In my experience, consumers are more than willing to try something new from a company if they feel that it’s in some way better. Companies can start focusing on solutions that allow them to leapfrog hardware-imposed limitations, and they must be strategic in their manufacturing.

Here are just a few survival tactics manufacturers should be using:

1. Turn to cloud-based solutions

Last year during lockdown, families came to rely on their home Wi-Fi network like never before. They upgraded devices or added new ones and increased their wireless usage due to work, school, and entertainment. This increased demand placed an even greater strain on device manufacturers, and in the age of a fully connected home, a long-lasting chip famine could spell disaster.

For Communications Service Providers, I would argue that the key to weathering the chip shortage lies with software, not hardware. OpenSync is an open-source software initiative that is cloud-, device-, and silicon-agnostic. It’s also scalable and designed to support a broad range of services that only require cloud software changes.

I’ve seen companies like smart home solutions provider Plume rely on OpenSync during the famine to ensure that a variety of Wi-Fi-enabled devices, services, and wireless access points can play nice on a single home network.

Cloud-based solutions give developers the freedom to push software to older devices and device manufacturers more options on the chipsets they use. Since nobody knows when the semiconductor pinch will end, this freedom and flexibility is everything.

2. Dedicate more resources to diversifying supply chains

The semiconductor shortage highlighted U.S. supply-chain vulnerabilities so extreme that they have been characterized as a national-security crisis. One of the details I find most alarming is that the U.S. share of chip fabrication has slid from 37 percent in the 1990s to just 12 percent in 2020.

Not only is it more expensive to manufacture semiconductor chips in the United States; the U.S. has also failed to incentivize chip production.

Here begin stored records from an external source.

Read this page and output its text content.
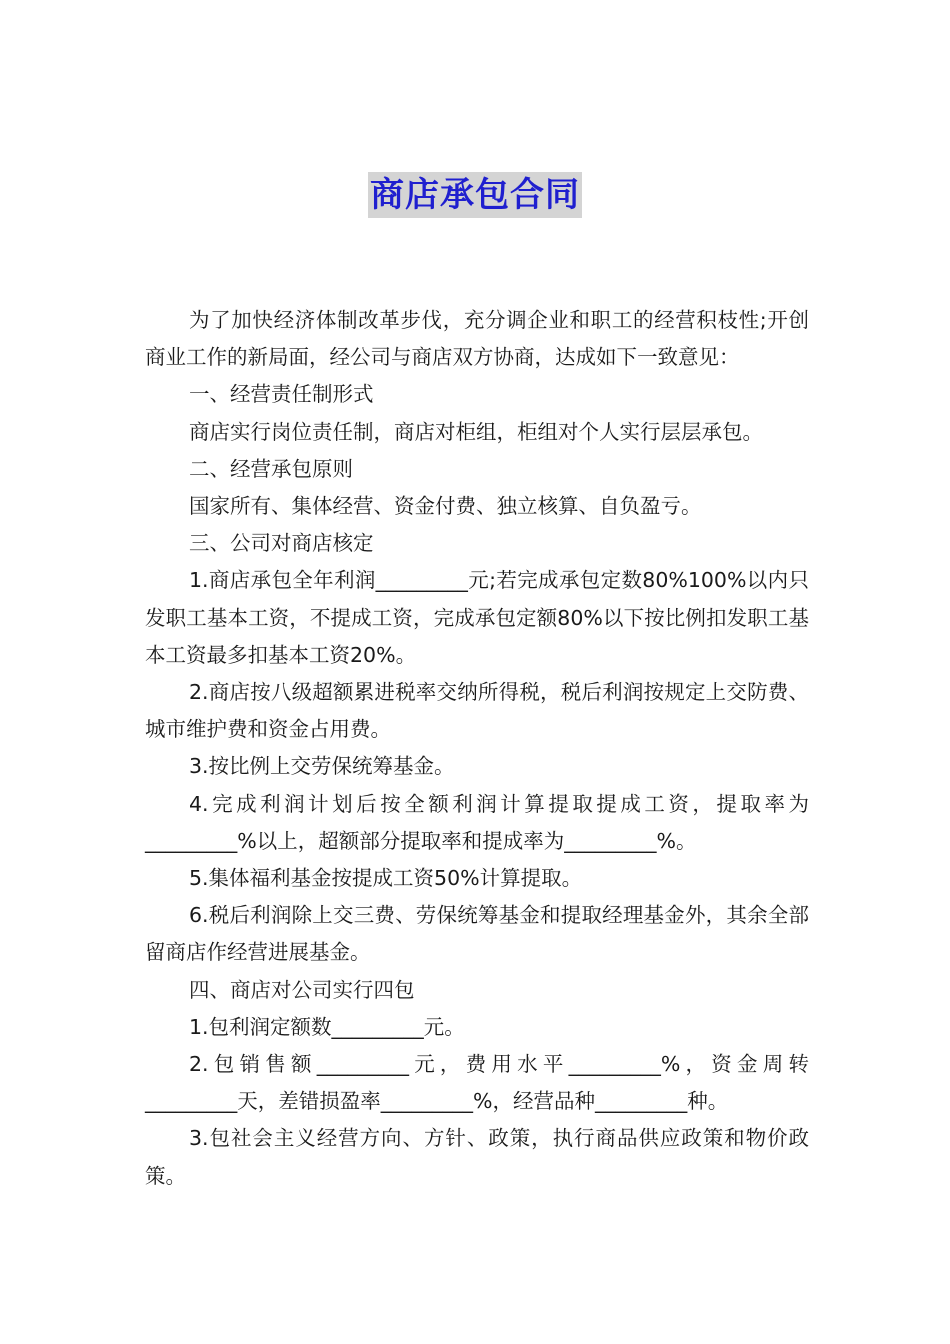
商店承包合同

为了加快经济体制改革步伐，充分调企业和职工的经营积枝性;开创商业工作的新局面，经公司与商店双方协商，达成如下一致意见：

一、经营责任制形式

商店实行岗位责任制，商店对柜组，柜组对个人实行层层承包。

二、经营承包原则

国家所有、集体经营、资金付费、独立核算、自负盈亏。

三、公司对商店核定

1.商店承包全年利润_________元;若完成承包定数80%100%以内只发职工基本工资，不提成工资，完成承包定额80%以下按比例扣发职工基本工资最多扣基本工资20%。

2.商店按八级超额累进税率交纳所得税，税后利润按规定上交防费、城市维护费和资金占用费。

3.按比例上交劳保统筹基金。

4.完成利润计划后按全额利润计算提取提成工资，提取率为_________%以上，超额部分提取率和提成率为_________%。

5.集体福利基金按提成工资50%计算提取。

6.税后利润除上交三费、劳保统筹基金和提取经理基金外，其余全部留商店作经营进展基金。

四、商店对公司实行四包

1.包利润定额数_________元。

2.包销售额_________元，费用水平_________%，资金周转_________天，差错损盈率_________%，经营品种_________种。

3.包社会主义经营方向、方针、政策，执行商品供应政策和物价政策。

China, on the other hand, has made tech self-reliance a national issue. Chinese manufacturers have been struggling in lockstep with their American counterparts, and the country has responded by investing billions in equipment to manufacture more semiconductors.

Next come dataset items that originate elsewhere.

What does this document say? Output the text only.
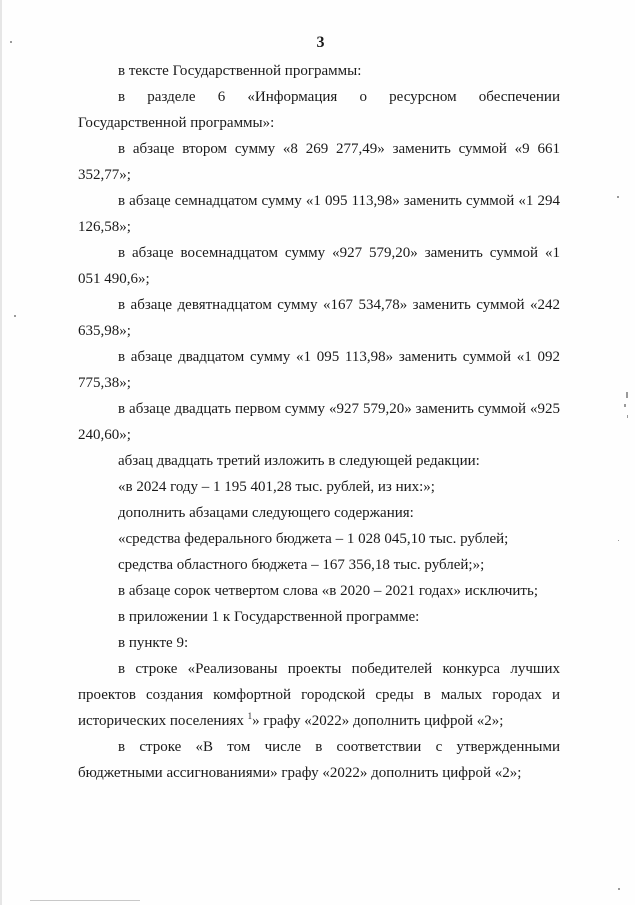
3

в тексте Государственной программы:

в разделе 6 «Информация о ресурсном обеспечении Государственной программы»:

в абзаце втором сумму «8 269 277,49» заменить суммой «9 661 352,77»;

в абзаце семнадцатом сумму «1 095 113,98» заменить суммой «1 294 126,58»;

в абзаце восемнадцатом сумму «927 579,20» заменить суммой «1 051 490,6»;

в абзаце девятнадцатом сумму «167 534,78» заменить суммой «242 635,98»;

в абзаце двадцатом сумму «1 095 113,98» заменить суммой «1 092 775,38»;

в абзаце двадцать первом сумму «927 579,20» заменить суммой «925 240,60»;

абзац двадцать третий изложить в следующей редакции:

«в 2024 году – 1 195 401,28 тыс. рублей, из них:»;

дополнить абзацами следующего содержания:

«средства федерального бюджета – 1 028 045,10 тыс. рублей;

средства областного бюджета – 167 356,18 тыс. рублей;»;

в абзаце сорок четвертом слова «в 2020 – 2021 годах» исключить;

в приложении 1 к Государственной программе:

в пункте 9:

в строке «Реализованы проекты победителей конкурса лучших проектов создания комфортной городской среды в малых городах и исторических поселениях $^1$» графу «2022» дополнить цифрой «2»;

в строке «В том числе в соответствии с утвержденными бюджетными ассигнованиями» графу «2022» дополнить цифрой «2»;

Until production can catch up with demand, businesses must look to source raw materials elsewhere. Chinese vacuum brand Dreame Technology was so hungry for chips that it shifted part of its marketing budget to managing supplier relationships.

Future pandemics and geopolitical instability may make it impossible to source raw materials from certain countries at times. I believe that cultivating a diverse network of suppliers around the globe will be critical to businesses’ long-term survival.

3. Prioritize the products that hit assembly lines

With no end to the chip shortage in sight, companies will have to reshuffle their priorities for the foreseeable future. When appliance manufacturers started to feel the strain of the chip shortage, they responded by adjusting production. Since they only had enough microcontrollers for so many refrigerators and washing machines, some reduced production of their cheaper line in favor of more expensive appliances.

Some automakers are shifting from a just-in-time production model to just-in-case manufacturing, which could be the biggest turn the industry has taken in decades. But companies that don’t have the resources to stockpile raw materials should allocate the lion’s share of semiconductors to their most popular standbys or to products with the highest profit margins. That doesn’t mean phasing out other lines permanently. In fact, marketing these products as limited-edition goods could make customers want them even more.

The ripples of the semiconductor shortage are being felt across nearly every industry, and it’s not likely to end anytime soon. Businesses of all sizes are feeling the squeeze short-term, but savvy companies are finding workarounds that I believe will lead to long-term innovation. The secret to surviving the chip shortage isn’t reverting to stone-age technology. It’s about finding solutions in software, getting better at sourcing, and realigning production priorities.